Le caxoni perchè, tropo serebono lunghe, e tra le autre
Andrea dixea: io sto
qui a
Prato e voiho fornire la fanchula; anderò io ogni fiata da
Prato a
Tobiana?
certo non è raxone. E ancora la fanchula più se deletava stare a
Prato tra le
buone e savie done ca esser in
Tobiana inter le bestiale; e non è da
meravegiare, perzò che non era usata de stare in
vila tra cossifate gente. E
cento autre caxoni ve sono, per che concludemo essere il meiho.
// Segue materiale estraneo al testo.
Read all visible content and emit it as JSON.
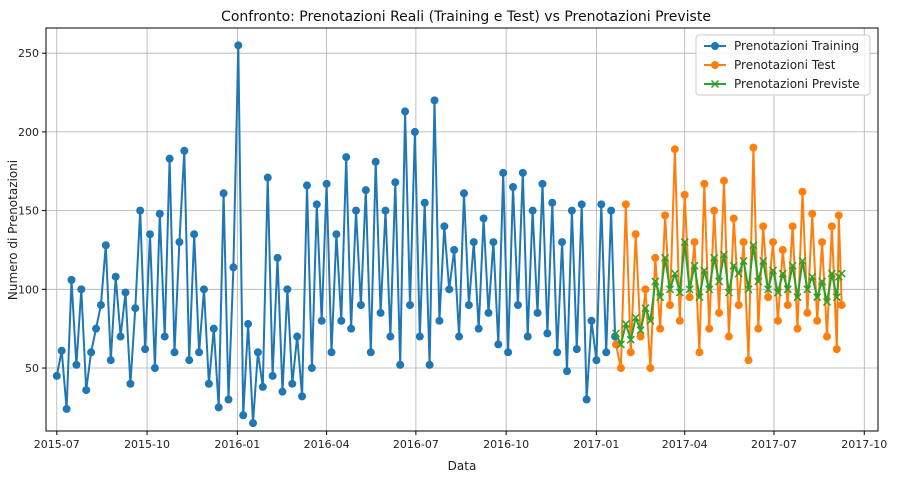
{
  "chart_data": {
    "type": "line",
    "title": "Confronto: Prenotazioni Reali (Training e Test) vs Prenotazioni Previste",
    "xlabel": "Data",
    "ylabel": "Numero di Prenotazioni",
    "xlim": [
      "2015-06-20",
      "2017-10-15"
    ],
    "ylim": [
      10,
      266
    ],
    "x_ticks": [
      "2015-07",
      "2015-10",
      "2016-01",
      "2016-04",
      "2016-07",
      "2016-10",
      "2017-01",
      "2017-04",
      "2017-07",
      "2017-10"
    ],
    "x_tick_dates": [
      "2015-07-01",
      "2015-10-01",
      "2016-01-01",
      "2016-04-01",
      "2016-07-01",
      "2016-10-01",
      "2017-01-01",
      "2017-04-01",
      "2017-07-01",
      "2017-10-01"
    ],
    "y_ticks": [
      50,
      100,
      150,
      200,
      250
    ],
    "grid": true,
    "legend_position": "top-right",
    "colors": {
      "training": "#1f77b4",
      "test": "#ff7f0e",
      "forecast": "#2ca02c"
    },
    "series": [
      {
        "name": "Prenotazioni Training",
        "marker": "circle",
        "color": "#1f77b4",
        "points": [
          [
            "2015-07-01",
            45
          ],
          [
            "2015-07-06",
            61
          ],
          [
            "2015-07-11",
            24
          ],
          [
            "2015-07-16",
            106
          ],
          [
            "2015-07-21",
            52
          ],
          [
            "2015-07-26",
            100
          ],
          [
            "2015-07-31",
            36
          ],
          [
            "2015-08-05",
            60
          ],
          [
            "2015-08-10",
            75
          ],
          [
            "2015-08-15",
            90
          ],
          [
            "2015-08-20",
            128
          ],
          [
            "2015-08-25",
            55
          ],
          [
            "2015-08-30",
            108
          ],
          [
            "2015-09-04",
            70
          ],
          [
            "2015-09-09",
            98
          ],
          [
            "2015-09-14",
            40
          ],
          [
            "2015-09-19",
            88
          ],
          [
            "2015-09-24",
            150
          ],
          [
            "2015-09-29",
            62
          ],
          [
            "2015-10-04",
            135
          ],
          [
            "2015-10-09",
            50
          ],
          [
            "2015-10-14",
            148
          ],
          [
            "2015-10-19",
            70
          ],
          [
            "2015-10-24",
            183
          ],
          [
            "2015-10-29",
            60
          ],
          [
            "2015-11-03",
            130
          ],
          [
            "2015-11-08",
            188
          ],
          [
            "2015-11-13",
            55
          ],
          [
            "2015-11-18",
            135
          ],
          [
            "2015-11-23",
            60
          ],
          [
            "2015-11-28",
            100
          ],
          [
            "2015-12-03",
            40
          ],
          [
            "2015-12-08",
            75
          ],
          [
            "2015-12-13",
            25
          ],
          [
            "2015-12-18",
            161
          ],
          [
            "2015-12-23",
            30
          ],
          [
            "2015-12-28",
            114
          ],
          [
            "2016-01-02",
            255
          ],
          [
            "2016-01-07",
            20
          ],
          [
            "2016-01-12",
            78
          ],
          [
            "2016-01-17",
            15
          ],
          [
            "2016-01-22",
            60
          ],
          [
            "2016-01-27",
            38
          ],
          [
            "2016-02-01",
            171
          ],
          [
            "2016-02-06",
            45
          ],
          [
            "2016-02-11",
            120
          ],
          [
            "2016-02-16",
            35
          ],
          [
            "2016-02-21",
            100
          ],
          [
            "2016-02-26",
            40
          ],
          [
            "2016-03-02",
            70
          ],
          [
            "2016-03-07",
            32
          ],
          [
            "2016-03-12",
            166
          ],
          [
            "2016-03-17",
            50
          ],
          [
            "2016-03-22",
            154
          ],
          [
            "2016-03-27",
            80
          ],
          [
            "2016-04-01",
            167
          ],
          [
            "2016-04-06",
            60
          ],
          [
            "2016-04-11",
            135
          ],
          [
            "2016-04-16",
            80
          ],
          [
            "2016-04-21",
            184
          ],
          [
            "2016-04-26",
            75
          ],
          [
            "2016-05-01",
            150
          ],
          [
            "2016-05-06",
            90
          ],
          [
            "2016-05-11",
            163
          ],
          [
            "2016-05-16",
            60
          ],
          [
            "2016-05-21",
            181
          ],
          [
            "2016-05-26",
            85
          ],
          [
            "2016-05-31",
            150
          ],
          [
            "2016-06-05",
            70
          ],
          [
            "2016-06-10",
            168
          ],
          [
            "2016-06-15",
            52
          ],
          [
            "2016-06-20",
            213
          ],
          [
            "2016-06-25",
            90
          ],
          [
            "2016-06-30",
            200
          ],
          [
            "2016-07-05",
            70
          ],
          [
            "2016-07-10",
            155
          ],
          [
            "2016-07-15",
            52
          ],
          [
            "2016-07-20",
            220
          ],
          [
            "2016-07-25",
            80
          ],
          [
            "2016-07-30",
            140
          ],
          [
            "2016-08-04",
            100
          ],
          [
            "2016-08-09",
            125
          ],
          [
            "2016-08-14",
            70
          ],
          [
            "2016-08-19",
            161
          ],
          [
            "2016-08-24",
            90
          ],
          [
            "2016-08-29",
            130
          ],
          [
            "2016-09-03",
            75
          ],
          [
            "2016-09-08",
            145
          ],
          [
            "2016-09-13",
            85
          ],
          [
            "2016-09-18",
            130
          ],
          [
            "2016-09-23",
            65
          ],
          [
            "2016-09-28",
            174
          ],
          [
            "2016-10-03",
            60
          ],
          [
            "2016-10-08",
            165
          ],
          [
            "2016-10-13",
            90
          ],
          [
            "2016-10-18",
            174
          ],
          [
            "2016-10-23",
            70
          ],
          [
            "2016-10-28",
            150
          ],
          [
            "2016-11-02",
            85
          ],
          [
            "2016-11-07",
            167
          ],
          [
            "2016-11-12",
            72
          ],
          [
            "2016-11-17",
            155
          ],
          [
            "2016-11-22",
            60
          ],
          [
            "2016-11-27",
            130
          ],
          [
            "2016-12-02",
            48
          ],
          [
            "2016-12-07",
            150
          ],
          [
            "2016-12-12",
            62
          ],
          [
            "2016-12-17",
            154
          ],
          [
            "2016-12-22",
            30
          ],
          [
            "2016-12-27",
            80
          ],
          [
            "2017-01-01",
            55
          ],
          [
            "2017-01-06",
            154
          ],
          [
            "2017-01-11",
            60
          ],
          [
            "2017-01-16",
            150
          ],
          [
            "2017-01-20",
            70
          ]
        ]
      },
      {
        "name": "Prenotazioni Test",
        "marker": "circle",
        "color": "#ff7f0e",
        "points": [
          [
            "2017-01-21",
            65
          ],
          [
            "2017-01-26",
            50
          ],
          [
            "2017-01-31",
            154
          ],
          [
            "2017-02-05",
            60
          ],
          [
            "2017-02-10",
            135
          ],
          [
            "2017-02-15",
            70
          ],
          [
            "2017-02-20",
            100
          ],
          [
            "2017-02-25",
            50
          ],
          [
            "2017-03-02",
            120
          ],
          [
            "2017-03-07",
            75
          ],
          [
            "2017-03-12",
            147
          ],
          [
            "2017-03-17",
            90
          ],
          [
            "2017-03-22",
            189
          ],
          [
            "2017-03-27",
            80
          ],
          [
            "2017-04-01",
            160
          ],
          [
            "2017-04-06",
            95
          ],
          [
            "2017-04-11",
            130
          ],
          [
            "2017-04-16",
            60
          ],
          [
            "2017-04-21",
            167
          ],
          [
            "2017-04-26",
            75
          ],
          [
            "2017-05-01",
            150
          ],
          [
            "2017-05-06",
            85
          ],
          [
            "2017-05-11",
            169
          ],
          [
            "2017-05-16",
            70
          ],
          [
            "2017-05-21",
            145
          ],
          [
            "2017-05-26",
            90
          ],
          [
            "2017-05-31",
            130
          ],
          [
            "2017-06-05",
            55
          ],
          [
            "2017-06-10",
            190
          ],
          [
            "2017-06-15",
            75
          ],
          [
            "2017-06-20",
            140
          ],
          [
            "2017-06-25",
            95
          ],
          [
            "2017-06-30",
            130
          ],
          [
            "2017-07-05",
            80
          ],
          [
            "2017-07-10",
            125
          ],
          [
            "2017-07-15",
            90
          ],
          [
            "2017-07-20",
            140
          ],
          [
            "2017-07-25",
            75
          ],
          [
            "2017-07-30",
            162
          ],
          [
            "2017-08-04",
            85
          ],
          [
            "2017-08-09",
            148
          ],
          [
            "2017-08-14",
            80
          ],
          [
            "2017-08-19",
            130
          ],
          [
            "2017-08-24",
            70
          ],
          [
            "2017-08-29",
            140
          ],
          [
            "2017-09-03",
            62
          ],
          [
            "2017-09-05",
            147
          ],
          [
            "2017-09-08",
            90
          ]
        ]
      },
      {
        "name": "Prenotazioni Previste",
        "marker": "x",
        "color": "#2ca02c",
        "points": [
          [
            "2017-01-21",
            72
          ],
          [
            "2017-01-26",
            65
          ],
          [
            "2017-01-31",
            78
          ],
          [
            "2017-02-05",
            68
          ],
          [
            "2017-02-10",
            82
          ],
          [
            "2017-02-15",
            74
          ],
          [
            "2017-02-20",
            88
          ],
          [
            "2017-02-25",
            80
          ],
          [
            "2017-03-02",
            105
          ],
          [
            "2017-03-07",
            95
          ],
          [
            "2017-03-12",
            120
          ],
          [
            "2017-03-17",
            100
          ],
          [
            "2017-03-22",
            110
          ],
          [
            "2017-03-27",
            98
          ],
          [
            "2017-04-01",
            130
          ],
          [
            "2017-04-06",
            100
          ],
          [
            "2017-04-11",
            115
          ],
          [
            "2017-04-16",
            95
          ],
          [
            "2017-04-21",
            112
          ],
          [
            "2017-04-26",
            100
          ],
          [
            "2017-05-01",
            120
          ],
          [
            "2017-05-06",
            105
          ],
          [
            "2017-05-11",
            122
          ],
          [
            "2017-05-16",
            98
          ],
          [
            "2017-05-21",
            115
          ],
          [
            "2017-05-26",
            110
          ],
          [
            "2017-05-31",
            118
          ],
          [
            "2017-06-05",
            100
          ],
          [
            "2017-06-10",
            128
          ],
          [
            "2017-06-15",
            105
          ],
          [
            "2017-06-20",
            118
          ],
          [
            "2017-06-25",
            100
          ],
          [
            "2017-06-30",
            112
          ],
          [
            "2017-07-05",
            98
          ],
          [
            "2017-07-10",
            110
          ],
          [
            "2017-07-15",
            100
          ],
          [
            "2017-07-20",
            115
          ],
          [
            "2017-07-25",
            95
          ],
          [
            "2017-07-30",
            118
          ],
          [
            "2017-08-04",
            100
          ],
          [
            "2017-08-09",
            108
          ],
          [
            "2017-08-14",
            95
          ],
          [
            "2017-08-19",
            105
          ],
          [
            "2017-08-24",
            92
          ],
          [
            "2017-08-29",
            110
          ],
          [
            "2017-09-03",
            95
          ],
          [
            "2017-09-05",
            108
          ],
          [
            "2017-09-08",
            110
          ]
        ]
      }
    ]
  }
}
E per questo
lo dicto
Tendi sì se n'è monto desdegnato, e àme scripto che à scomiatato
la
figiola mia e mie et tuti mei
figioli da la
cassa sua, e monte autre dissoneste
parole, de le quali monto pogo me ne curo. E ne la fine dixe che XI
staiola
de tera, che
comperai e dicono le
carte a mie, e le quale ànno goduto
Justo
nostro
padre et nostra
madre e elo
agni 30 in 35, dixe che sono tute sue
perchè elo l'à tenute longo tempo e àne
pagato li
estimi. Or vedete come
per ben fare me ne incontra male, chè, se io avese queste tere
alogate ad
autri, sereboro
adobiate e
atregiate. Or sopra questo provederemo. Questo
che io ve dico e arecordo sì lo foe, chè no voiho che elo da voi per mie sie
servito de tanto che vaiha uno picholo. A suo luogo e tempo meriterolo
chome fie degno. Mandovi con questa vostra letera più letere: pregovi
siano date ad
Andrea propio o sia a
Francesco de Buono. No
abiamo al presente più dire. Sono qui a vostro piaxere e comandamento.
Vieni a
Fiorence per
podestae
meser
Remondino da Fiesco legum dotor, ed è
gentilomo.
Per
PIERO de' BENINTENDI, amico e servitore vostro, in
Genova facta; e
monto mi ò strecto.
Poi che ebi scripto intrò la dicta
nave ne lo
porto de
Genova. e forsa da 70
pondi de specie.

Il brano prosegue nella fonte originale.